Domino is a popular game that requires two players to place tiles on a board. The goal is to make the chain of dominoes form a cross, which is achieved by playing each tile so that it touches all four sides of another.
A domino is a small wooden cube with pips, or dots, that represent numbers on the board. Traditionally, sets have been made of bone or silver lip ocean pearl (MOP), but now, dominoes can be made from a variety of materials, including wood and metal.
Several domino games can be played, from simple layout games to complex games that require more than one player. The basic rule is that each turn starts with a single tile and ends when all the players have played their tiles.
The first player must choose a domino from the boneyard, or stock, and play it by placing it next to a domino that matches its value. Then, the second player must choose a domino from the stock that has the same number of pips as the first domino. If the second player does not have a domino with matching values, they can choose from the boneyard until they have a domino that is matched.
This is called a “geometric progression,” and it can produce some startling results when used in the right way. In 1983, a physics professor at the University of British Columbia named Lorne Whitehead used it in an article for the American Journal of Physics to demonstrate how exponential growth can be observed.
As the dominoes fall, they store energy in their pips that is released as they tumble down toward Earth, which sends them crashing into the next domino and triggers another chain reaction. This is the so-called “domino effect.”
Lily Hevesh, a domino artist, uses it to build intricate displays that take several minutes to fall. She works with teams of people on these projects, which are often done in conjunction with movies, TV shows or events.
She makes test versions of each section before putting them up to make sure everything works properly. She also films them in slow motion to spot any problems that might crop up.
Her displays are built in layers, each layer stacked on top of the next until they form a 3-D structure. Then, she adds flat arrangements and finally, the lines of dominoes that connect them.
The first step is to determine how many dominoes she needs, weighing each type in her inventory. She uses a formula to calculate how many of each color she’ll need before she starts laying them down.

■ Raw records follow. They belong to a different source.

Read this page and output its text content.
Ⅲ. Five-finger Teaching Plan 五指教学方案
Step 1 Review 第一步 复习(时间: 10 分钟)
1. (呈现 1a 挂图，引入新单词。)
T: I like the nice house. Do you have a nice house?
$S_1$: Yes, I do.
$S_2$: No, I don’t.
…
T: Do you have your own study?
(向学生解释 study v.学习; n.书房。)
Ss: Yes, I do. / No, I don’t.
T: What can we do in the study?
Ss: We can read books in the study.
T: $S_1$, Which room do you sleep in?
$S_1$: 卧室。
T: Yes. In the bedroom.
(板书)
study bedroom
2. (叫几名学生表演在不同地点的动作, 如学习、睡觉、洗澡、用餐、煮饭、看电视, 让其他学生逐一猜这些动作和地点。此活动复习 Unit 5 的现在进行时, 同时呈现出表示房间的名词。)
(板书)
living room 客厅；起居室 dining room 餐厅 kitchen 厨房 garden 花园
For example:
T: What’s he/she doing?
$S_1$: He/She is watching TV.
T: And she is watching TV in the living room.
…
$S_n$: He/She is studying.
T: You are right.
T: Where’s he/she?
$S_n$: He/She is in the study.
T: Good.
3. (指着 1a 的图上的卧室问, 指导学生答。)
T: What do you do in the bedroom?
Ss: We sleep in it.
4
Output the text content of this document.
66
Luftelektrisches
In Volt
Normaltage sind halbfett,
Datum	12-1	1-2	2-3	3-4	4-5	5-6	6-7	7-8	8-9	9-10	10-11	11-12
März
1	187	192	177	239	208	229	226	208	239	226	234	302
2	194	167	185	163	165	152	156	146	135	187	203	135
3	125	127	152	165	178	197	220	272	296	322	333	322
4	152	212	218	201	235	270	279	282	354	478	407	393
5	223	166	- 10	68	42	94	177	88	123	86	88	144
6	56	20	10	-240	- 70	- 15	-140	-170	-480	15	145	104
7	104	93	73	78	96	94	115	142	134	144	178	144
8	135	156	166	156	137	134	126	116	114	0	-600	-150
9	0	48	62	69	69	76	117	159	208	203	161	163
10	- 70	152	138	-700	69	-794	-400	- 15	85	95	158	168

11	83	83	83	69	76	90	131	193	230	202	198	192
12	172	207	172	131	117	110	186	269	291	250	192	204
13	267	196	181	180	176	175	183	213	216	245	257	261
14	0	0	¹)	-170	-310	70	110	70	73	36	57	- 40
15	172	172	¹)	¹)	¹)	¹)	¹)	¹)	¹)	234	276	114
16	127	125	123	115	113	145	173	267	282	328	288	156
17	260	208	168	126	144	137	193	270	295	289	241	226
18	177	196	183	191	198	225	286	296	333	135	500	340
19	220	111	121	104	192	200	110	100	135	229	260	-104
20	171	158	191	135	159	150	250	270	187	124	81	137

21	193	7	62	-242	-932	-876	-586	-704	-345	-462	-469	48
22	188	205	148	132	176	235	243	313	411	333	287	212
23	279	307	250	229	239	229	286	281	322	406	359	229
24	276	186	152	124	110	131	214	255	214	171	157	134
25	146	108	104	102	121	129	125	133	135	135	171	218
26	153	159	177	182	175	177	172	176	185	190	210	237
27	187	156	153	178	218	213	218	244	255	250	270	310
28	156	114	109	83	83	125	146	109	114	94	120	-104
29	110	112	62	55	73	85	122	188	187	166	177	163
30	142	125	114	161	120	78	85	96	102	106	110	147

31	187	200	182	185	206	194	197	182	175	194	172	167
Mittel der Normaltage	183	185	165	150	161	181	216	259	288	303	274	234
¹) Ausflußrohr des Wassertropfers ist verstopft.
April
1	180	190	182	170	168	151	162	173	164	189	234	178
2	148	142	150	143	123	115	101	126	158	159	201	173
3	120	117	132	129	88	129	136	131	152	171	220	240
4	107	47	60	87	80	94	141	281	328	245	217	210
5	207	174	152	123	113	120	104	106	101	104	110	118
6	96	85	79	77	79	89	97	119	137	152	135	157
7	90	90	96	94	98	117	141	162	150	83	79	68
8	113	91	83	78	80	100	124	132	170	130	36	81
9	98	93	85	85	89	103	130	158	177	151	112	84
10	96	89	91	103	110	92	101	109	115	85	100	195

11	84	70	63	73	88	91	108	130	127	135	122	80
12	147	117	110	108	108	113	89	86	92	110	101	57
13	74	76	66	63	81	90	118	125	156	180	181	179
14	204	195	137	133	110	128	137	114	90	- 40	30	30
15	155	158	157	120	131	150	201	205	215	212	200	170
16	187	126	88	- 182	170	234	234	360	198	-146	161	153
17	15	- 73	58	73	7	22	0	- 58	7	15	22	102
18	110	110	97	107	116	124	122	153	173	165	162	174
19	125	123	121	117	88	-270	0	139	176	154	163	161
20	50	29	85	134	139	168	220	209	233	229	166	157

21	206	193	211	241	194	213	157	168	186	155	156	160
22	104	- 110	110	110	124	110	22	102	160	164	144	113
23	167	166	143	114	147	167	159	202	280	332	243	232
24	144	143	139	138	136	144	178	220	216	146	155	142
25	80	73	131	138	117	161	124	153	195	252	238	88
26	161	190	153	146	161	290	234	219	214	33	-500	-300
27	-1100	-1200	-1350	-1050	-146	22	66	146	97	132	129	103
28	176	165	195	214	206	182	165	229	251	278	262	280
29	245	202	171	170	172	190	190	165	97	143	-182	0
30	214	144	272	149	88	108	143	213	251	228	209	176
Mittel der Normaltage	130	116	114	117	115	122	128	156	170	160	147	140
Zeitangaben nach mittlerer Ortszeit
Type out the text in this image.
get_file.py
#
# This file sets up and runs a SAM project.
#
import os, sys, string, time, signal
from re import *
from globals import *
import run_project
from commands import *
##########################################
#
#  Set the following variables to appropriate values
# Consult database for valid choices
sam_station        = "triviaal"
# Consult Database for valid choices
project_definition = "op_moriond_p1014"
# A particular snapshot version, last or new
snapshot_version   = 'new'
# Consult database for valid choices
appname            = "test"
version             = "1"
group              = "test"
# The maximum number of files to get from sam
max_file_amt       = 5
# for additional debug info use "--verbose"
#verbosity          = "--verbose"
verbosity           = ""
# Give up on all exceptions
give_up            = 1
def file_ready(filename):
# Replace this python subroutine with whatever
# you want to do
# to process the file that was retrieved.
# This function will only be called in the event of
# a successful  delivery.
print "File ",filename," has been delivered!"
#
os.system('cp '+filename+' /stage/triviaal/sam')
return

Once she knows how many of each domino type she needs, she can calculate the exact number of tiles needed to make her design. She starts with the biggest 3-D sections and adds smaller sections as she progresses.
A physicist, Stephen Morris at the University of Toronto, agrees that gravity is key to making a domino arrangement work. When Hevesh stacks thousands of dominoes, they all stand upright, but when she knocks over the first domino, it begins to fall.